Medicare Advantage, or Part C, is a “bundle” plan, and works like an employer plan. It bundles hospital, medical and drug coverage and replaces your 80/20 coverage from traditional Medicare Parts A & B. These plans can range from $0 to a couple hundred dollars for the premium; then you pay co-pays for each service you use.
Medigap, or Medicare supplement insurance, is a supplement to traditional Medicare A & B and helps pay for the 20% that traditional Medicare Parts A&B do not cover. These premiums tend to be higher cost than a Medicare Advantage plan, but you have less out of pocket costs.
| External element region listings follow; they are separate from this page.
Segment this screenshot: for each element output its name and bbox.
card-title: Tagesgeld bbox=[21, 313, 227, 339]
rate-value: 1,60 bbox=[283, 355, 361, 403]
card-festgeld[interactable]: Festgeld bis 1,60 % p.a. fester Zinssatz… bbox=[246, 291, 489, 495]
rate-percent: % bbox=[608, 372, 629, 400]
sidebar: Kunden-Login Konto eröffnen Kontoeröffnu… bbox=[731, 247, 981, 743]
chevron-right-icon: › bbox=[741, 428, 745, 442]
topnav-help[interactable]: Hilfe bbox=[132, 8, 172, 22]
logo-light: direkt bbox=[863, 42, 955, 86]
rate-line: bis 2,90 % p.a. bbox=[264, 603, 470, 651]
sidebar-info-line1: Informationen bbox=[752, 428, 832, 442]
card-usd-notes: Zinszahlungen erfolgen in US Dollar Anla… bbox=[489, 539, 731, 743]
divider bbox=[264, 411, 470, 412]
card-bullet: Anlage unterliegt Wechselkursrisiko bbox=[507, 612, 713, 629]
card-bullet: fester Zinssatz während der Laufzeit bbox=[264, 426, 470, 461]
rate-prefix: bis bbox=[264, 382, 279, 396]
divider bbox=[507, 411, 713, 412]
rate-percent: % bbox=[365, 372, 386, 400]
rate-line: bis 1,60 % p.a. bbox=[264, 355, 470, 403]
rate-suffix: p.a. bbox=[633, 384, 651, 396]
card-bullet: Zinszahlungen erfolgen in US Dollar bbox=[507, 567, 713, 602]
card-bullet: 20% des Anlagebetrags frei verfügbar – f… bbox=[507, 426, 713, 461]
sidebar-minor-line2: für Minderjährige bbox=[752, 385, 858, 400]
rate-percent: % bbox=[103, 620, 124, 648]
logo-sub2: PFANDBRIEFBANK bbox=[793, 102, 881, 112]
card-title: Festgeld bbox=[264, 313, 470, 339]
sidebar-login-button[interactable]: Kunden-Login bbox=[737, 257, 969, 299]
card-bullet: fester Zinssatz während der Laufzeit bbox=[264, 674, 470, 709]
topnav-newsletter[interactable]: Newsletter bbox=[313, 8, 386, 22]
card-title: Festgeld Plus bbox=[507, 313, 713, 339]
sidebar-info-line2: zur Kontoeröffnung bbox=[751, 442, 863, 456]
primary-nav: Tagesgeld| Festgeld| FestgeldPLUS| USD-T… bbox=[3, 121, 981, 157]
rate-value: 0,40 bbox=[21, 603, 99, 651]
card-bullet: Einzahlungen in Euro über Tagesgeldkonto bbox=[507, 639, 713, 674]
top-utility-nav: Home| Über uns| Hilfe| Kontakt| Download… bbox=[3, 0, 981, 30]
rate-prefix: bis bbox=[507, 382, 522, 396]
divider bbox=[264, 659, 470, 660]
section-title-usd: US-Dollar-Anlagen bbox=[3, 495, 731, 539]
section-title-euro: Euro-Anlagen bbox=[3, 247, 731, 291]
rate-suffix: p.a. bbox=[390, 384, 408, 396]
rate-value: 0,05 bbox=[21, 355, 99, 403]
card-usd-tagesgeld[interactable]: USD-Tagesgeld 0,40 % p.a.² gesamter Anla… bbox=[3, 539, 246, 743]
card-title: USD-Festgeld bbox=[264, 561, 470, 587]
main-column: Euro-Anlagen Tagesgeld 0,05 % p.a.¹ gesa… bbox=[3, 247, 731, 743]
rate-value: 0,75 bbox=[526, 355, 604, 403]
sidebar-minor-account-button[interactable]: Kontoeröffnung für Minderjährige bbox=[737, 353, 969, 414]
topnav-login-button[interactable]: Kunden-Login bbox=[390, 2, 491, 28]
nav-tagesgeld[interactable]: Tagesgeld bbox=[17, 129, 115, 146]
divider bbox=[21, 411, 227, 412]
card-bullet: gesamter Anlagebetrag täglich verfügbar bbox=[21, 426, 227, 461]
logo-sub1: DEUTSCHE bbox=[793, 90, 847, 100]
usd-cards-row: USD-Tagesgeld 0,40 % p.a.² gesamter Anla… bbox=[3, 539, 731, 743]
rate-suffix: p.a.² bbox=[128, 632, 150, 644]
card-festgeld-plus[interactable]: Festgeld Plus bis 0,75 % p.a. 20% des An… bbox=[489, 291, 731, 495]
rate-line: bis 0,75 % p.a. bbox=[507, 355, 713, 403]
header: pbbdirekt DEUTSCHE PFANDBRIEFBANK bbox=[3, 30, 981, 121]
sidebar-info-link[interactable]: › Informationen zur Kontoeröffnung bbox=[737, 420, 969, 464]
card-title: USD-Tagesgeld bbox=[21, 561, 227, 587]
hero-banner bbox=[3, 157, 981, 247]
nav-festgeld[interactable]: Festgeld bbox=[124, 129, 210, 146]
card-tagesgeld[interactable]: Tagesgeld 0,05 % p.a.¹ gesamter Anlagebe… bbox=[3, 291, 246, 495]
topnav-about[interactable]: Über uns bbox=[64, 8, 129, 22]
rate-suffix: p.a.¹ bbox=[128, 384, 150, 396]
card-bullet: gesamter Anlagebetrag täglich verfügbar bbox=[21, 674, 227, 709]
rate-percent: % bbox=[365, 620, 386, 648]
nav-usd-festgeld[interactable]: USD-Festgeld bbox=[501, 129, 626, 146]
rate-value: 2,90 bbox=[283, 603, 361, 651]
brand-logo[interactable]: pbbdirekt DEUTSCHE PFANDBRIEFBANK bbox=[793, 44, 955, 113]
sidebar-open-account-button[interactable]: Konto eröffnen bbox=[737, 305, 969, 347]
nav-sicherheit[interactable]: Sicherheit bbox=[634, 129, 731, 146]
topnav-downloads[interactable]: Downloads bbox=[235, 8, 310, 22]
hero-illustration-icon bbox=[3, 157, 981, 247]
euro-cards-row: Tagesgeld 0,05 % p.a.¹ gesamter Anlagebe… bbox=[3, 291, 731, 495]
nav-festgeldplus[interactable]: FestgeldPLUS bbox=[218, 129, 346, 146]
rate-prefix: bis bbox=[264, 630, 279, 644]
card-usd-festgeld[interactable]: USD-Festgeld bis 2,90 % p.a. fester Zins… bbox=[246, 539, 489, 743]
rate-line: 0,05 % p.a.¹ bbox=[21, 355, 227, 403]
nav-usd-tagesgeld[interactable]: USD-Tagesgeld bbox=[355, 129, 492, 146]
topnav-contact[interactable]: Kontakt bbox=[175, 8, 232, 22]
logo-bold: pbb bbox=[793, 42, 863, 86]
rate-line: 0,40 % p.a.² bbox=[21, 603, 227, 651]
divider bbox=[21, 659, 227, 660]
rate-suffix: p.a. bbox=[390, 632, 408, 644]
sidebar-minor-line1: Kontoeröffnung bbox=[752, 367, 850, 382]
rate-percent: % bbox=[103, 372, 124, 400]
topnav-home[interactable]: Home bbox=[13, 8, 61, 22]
There are plans that allow you to pay a higher premium, to arrange so that you only have to cover a small deductible before the plan pays everything else 100%. If you chose to get a Medigap policy, you may want to pick up a Prescription drug plan, or Part D, to help cover your drug costs. These plans typically have lower premiums and you pay co-pays or co-insurance when you fill medications.
The advantage of choosing to fully go onto Medicare is you can pick the path that works best for you based how you want to pay and then pick a plan that works well based on your needs.
Bethany Cissell is a health care insurance services specialist at Allsup.